Als Otpert zum Thing ritt, war er so entmutigt, dass er am liebsten umgekehrt wäre. Aber Waldbert hatte ihm eingeschärft, unbedingt hinzugehen, sonst schulde er dem Gericht zwölf Schillinge. Da dies der Preis für einen Deckhengst war und Otpert nur einen besass, befolgte er Waldberts Rat. Aber es gab gar keine Verhandlung. Titrich musste lediglich ein Pfand hinterlassen, seinen Anspruch auf das Land anmelden und geloben, mit Schwurhelfern zum nächsten Termin zu erscheinen. Otpert hatte dasselbe zu geloben, aber wenigstens verlangte ihm niemand ein Pfand ab.

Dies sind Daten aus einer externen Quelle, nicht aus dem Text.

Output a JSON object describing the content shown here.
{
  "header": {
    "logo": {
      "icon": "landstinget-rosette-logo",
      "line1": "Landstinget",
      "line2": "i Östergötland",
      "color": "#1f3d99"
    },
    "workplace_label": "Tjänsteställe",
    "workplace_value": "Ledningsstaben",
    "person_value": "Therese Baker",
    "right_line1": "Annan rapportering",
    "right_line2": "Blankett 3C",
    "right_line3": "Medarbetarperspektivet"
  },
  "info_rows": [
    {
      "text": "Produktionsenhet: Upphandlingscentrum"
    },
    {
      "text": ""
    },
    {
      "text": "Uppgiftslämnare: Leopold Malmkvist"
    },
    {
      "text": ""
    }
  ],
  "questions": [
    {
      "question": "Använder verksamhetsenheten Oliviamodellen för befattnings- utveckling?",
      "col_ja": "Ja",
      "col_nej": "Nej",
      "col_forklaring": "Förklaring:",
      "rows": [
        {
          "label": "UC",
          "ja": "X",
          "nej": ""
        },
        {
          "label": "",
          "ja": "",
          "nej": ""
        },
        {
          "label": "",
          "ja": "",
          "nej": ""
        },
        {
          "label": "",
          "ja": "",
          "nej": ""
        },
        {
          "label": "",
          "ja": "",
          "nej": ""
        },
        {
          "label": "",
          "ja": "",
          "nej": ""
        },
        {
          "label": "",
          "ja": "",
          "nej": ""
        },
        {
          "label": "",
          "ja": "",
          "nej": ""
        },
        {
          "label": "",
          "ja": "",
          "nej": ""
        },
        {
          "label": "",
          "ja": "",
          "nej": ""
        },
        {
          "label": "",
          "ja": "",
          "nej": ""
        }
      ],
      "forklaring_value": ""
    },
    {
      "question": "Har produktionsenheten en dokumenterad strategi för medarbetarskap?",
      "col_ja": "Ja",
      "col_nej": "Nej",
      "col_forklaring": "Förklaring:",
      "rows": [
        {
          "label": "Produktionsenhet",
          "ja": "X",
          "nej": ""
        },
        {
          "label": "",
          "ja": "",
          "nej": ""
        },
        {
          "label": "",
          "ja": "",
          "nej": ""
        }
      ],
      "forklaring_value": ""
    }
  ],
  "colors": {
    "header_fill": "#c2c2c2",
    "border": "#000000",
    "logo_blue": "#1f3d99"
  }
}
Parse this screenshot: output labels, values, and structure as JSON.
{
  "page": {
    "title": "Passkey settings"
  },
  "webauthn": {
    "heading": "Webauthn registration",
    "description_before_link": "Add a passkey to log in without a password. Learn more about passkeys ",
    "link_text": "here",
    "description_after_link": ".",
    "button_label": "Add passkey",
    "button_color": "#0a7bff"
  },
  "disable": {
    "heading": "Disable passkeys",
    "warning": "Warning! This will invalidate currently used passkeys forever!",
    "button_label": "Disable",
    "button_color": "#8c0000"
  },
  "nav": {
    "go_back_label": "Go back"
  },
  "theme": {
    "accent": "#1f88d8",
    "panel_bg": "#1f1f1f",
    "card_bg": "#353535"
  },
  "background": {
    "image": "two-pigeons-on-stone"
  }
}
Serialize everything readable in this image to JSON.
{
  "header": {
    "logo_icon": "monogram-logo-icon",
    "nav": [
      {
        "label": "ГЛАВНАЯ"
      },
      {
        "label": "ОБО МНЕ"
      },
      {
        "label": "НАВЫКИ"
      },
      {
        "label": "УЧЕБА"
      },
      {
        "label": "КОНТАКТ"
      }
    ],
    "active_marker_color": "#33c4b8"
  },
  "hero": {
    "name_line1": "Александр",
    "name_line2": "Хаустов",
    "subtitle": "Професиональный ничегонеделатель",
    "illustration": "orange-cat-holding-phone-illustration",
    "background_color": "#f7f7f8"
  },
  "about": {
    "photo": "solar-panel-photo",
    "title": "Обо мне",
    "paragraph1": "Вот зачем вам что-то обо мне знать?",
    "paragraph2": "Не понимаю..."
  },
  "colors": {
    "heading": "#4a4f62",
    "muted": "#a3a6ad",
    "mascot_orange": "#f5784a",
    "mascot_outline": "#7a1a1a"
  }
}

Einen Mond später ritt Otpert mit Waldbert und all ihren vornehmen Verwandten zum Gerichtsplatz südlich von Arbon. Trotz der schlecht zum Frühling passenden Kälte war der Richterstuhl im Freien unter einer grossen, noch fast kahlen Linde aufgebaut worden. Der Richter trug einen Wollumhang, den eine kostbare Fibel zusammenhielt. Mit seinen eng zusammenliegenden Augen und der Habichtsnase gefiel er Otpert nicht. Ob der Greis überhaupt das Recht habe, Richter zu sein, und ob er etwa im Dienst des Hausmeiers stehe, fragte Otpert, als sie ihre Pferde vor dem Thing zurückgelassen hatten. Waldbert beruhigte ihn. Der Richter sei von ihrem Herzog Teudbald persönlich ernannt worden, und dass Teudbald der beste Alemanne überhaupt sei, brauche er nicht zu betonen.
Auch Titrich kam mit grossem Gefolge an. Weil das Königsland, auf das er Anspruch erhebe, den Wert von sechs Schillingen bestimmt übertreffe, habe er gleich fünf Schwurhelfer mitgebracht. Alles Männer, die Otpert noch nie gesehen hatte. Da er zwei ablehnen durfte, zeigte er auf die beiden, die ihn am finstersten anstarrten.
«Ich verlange das Land, auf dem der Freie Otpert eine Siedlung errichtet hat, als Königsland für den Hof zurück», sagte Titrich, als die Männer im Thing endlich verstummt waren, weil der Richter seine Haselrute gehoben hatte. Als der Richter ein Zeichen gab, legten Titrich und seine Schwurhelfer ihre Hände auf einen Schrein, in dem eine Reliquie lag, und Titrich wiederholte, dass sein Anspruch rechtmässig sei. Otpert warf einen Blick auf den Richter, und als der ihm hoheitsvoll zunickte, legte er seine Hand über die Hände der anderen. Sie zitterte, und weil seine Kehle trocken war, schluckte Otpert ein paarmal leer, ehe er mit fester Stimme sagte: «Ich schwöre, dass dieser Anspruch falsch ist und ich unschuldig bin, so wahr mir Gott helfe.»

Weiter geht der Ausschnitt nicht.